The topic you are going to hear more about in future blogs is related to Security & Trust. SAP Research was coordinating a European Specific Targeted Research Project MOSQUITO (Workers' Secure Business Applications in Ubiquitous Environments.). Focus was on the development of easy-to-use security framework for collaborative business applications in mobile and ubiquitous computing environments. The main outcome of our collaboration with SAP's Industry Business Unit for Healthcare led by Dr. Annett Laube was a demonstrator showing research results, like context-aware access control, pervasive workflow and the CryptoTerminal mobile applications in the context of the SAP Collaborative Health Network. Watch the video of this demonstrator here. Annett will write in one of the following blogs about the integration of a Wireless Sensor Network into the Collaborative Health Network (Regional Patient Index, Healthcare Professional Index, Security Services).

 

One of the Research Fields SAP Research is engaging in is called Technologies for Emerging Economies which at first seems a little strange for a multinational. However, we have decided to better understand and learn from what is happening in emerging economies in order to roll out eLearning and Healthcare concepts to rural areas.
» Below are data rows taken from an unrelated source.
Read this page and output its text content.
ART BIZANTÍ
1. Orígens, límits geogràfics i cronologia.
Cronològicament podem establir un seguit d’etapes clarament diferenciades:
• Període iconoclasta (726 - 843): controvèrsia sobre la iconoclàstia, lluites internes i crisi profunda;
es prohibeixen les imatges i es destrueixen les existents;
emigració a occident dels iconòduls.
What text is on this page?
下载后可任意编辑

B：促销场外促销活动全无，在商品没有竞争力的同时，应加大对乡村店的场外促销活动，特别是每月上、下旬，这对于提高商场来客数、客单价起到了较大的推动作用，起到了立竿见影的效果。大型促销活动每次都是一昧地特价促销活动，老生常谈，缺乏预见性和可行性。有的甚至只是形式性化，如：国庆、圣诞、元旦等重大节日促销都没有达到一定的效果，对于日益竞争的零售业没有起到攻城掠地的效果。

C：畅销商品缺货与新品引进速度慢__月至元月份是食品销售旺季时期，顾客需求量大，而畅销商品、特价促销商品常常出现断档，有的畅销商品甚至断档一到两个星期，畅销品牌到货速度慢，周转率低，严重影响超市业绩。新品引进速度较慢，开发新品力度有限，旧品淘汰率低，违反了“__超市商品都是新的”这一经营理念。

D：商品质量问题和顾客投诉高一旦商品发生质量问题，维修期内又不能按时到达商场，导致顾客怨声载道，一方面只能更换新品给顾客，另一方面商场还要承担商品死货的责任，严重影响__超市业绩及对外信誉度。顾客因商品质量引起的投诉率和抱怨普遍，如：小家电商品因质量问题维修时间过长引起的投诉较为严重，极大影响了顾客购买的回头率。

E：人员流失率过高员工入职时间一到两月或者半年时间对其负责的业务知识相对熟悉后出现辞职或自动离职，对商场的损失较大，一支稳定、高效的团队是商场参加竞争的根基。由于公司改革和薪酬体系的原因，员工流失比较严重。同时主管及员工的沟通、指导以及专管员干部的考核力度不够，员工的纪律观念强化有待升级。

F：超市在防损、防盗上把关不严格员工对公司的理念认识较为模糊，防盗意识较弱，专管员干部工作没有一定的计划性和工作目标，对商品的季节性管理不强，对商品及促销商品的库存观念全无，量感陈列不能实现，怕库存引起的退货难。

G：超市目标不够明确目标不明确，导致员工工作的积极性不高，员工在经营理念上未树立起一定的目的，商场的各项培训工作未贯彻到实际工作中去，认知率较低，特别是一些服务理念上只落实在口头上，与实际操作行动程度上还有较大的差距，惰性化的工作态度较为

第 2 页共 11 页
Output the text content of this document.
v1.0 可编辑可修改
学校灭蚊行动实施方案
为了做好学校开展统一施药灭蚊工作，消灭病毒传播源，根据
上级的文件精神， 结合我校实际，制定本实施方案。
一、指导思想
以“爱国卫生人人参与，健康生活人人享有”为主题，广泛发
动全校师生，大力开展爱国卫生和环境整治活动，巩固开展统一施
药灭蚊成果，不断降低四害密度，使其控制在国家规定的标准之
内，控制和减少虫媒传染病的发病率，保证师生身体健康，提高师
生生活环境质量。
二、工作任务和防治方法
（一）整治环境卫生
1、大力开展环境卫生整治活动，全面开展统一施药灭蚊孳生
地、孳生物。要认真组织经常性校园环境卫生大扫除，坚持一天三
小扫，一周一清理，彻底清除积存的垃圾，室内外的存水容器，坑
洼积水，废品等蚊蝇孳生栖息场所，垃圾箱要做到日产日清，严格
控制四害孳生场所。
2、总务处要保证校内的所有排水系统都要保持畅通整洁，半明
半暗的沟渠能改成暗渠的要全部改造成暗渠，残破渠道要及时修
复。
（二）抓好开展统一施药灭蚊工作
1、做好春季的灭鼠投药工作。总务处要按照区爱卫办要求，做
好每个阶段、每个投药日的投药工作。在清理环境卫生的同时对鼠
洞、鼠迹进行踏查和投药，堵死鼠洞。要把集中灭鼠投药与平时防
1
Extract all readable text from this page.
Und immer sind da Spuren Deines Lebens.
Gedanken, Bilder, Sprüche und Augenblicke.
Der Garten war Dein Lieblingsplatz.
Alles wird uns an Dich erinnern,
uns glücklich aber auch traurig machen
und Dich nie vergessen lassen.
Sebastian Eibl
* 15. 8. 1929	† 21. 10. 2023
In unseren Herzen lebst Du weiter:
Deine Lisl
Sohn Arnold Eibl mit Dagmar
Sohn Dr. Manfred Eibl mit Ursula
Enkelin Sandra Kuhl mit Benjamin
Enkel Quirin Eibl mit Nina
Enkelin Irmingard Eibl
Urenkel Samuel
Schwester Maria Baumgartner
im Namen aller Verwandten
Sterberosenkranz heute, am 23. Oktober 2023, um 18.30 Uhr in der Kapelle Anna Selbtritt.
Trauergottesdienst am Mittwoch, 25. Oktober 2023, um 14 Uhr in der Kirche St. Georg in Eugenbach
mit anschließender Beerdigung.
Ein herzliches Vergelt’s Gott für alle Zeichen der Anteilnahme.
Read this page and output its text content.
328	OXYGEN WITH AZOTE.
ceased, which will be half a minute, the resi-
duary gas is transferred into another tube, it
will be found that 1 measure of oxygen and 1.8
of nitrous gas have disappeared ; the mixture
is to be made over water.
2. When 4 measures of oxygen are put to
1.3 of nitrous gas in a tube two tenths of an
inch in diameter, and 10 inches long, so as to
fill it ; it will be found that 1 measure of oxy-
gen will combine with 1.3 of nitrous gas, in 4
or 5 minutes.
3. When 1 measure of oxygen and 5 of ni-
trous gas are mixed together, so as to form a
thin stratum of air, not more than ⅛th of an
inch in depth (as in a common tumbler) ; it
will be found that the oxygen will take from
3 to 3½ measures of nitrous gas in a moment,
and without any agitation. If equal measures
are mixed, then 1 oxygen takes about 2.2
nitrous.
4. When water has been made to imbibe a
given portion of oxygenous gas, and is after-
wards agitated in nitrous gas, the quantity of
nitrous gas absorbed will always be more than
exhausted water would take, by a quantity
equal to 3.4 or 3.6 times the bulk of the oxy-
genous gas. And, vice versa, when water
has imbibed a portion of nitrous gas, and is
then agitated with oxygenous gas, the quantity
The approach is not only to focus on one country but develop blueprints that can be rolled out to other emerging economies and even help streamlining highly engineered products in industrial countries. Two projects in the healthcare space that we are conducting in Pretoria / South Africa are HeaDMan and PaTHS. HeaDMan deals with Health Data Management on Demographic Surveillance Sites (collaboration with NGO In-Depth). This fascinating research has the goal to develop a common transparent Demographic Surveillance Site data model and data warehouse, which will provide regulated and user-friendly access to identified DSS data. PaTHS focuses more at the healthcare professional aiming at developing a user-friendly patient health software solution for managing chronic diseases to improve the quality and efficacy of primary healthcare system in rural communities. Both projects are conducted with local partners and are planned to come up with blueprints for other emerging economies, e.g. the so-called BRIC countries.

 

Another project SAP Research could leverage for healthcare is WearIT@Work the world largest project in wearable computing. At a hospital in Austria the project team implemented a prototype that enables a doctor to conduct a ward round completely hands free. The SAP TV video was shown at the annual shareholder meeting and achieved high visibility.

 

More recently, SAP has set up the Industry Thought Leadership initiative for all its industry business units accelerating the speed with which SAP is driving industry innovation. Industry Thought Leadership for Healthcare has come up with the concept of a Health Information Broker that guarantees a continuum along the Healthcare chain in order to provide optimal services to the patient who is the centre of the system. This being a vision SAP Research currently works on various programs that aim at making the vision of the Internet of Services that enables a Service Ecosystem such as a healthcare ecosystem a reality. THESEUS with the aim of building an Internet-based knowledge infrastructure is the most prominent example with visibility up to Henning Kagermann and chancellor Merkel in Germany.

 

SAP demonstrates thought leadership in outlining a clear vision of where we are going. This is without doubt still a long way to go but together we seem to be on the right road.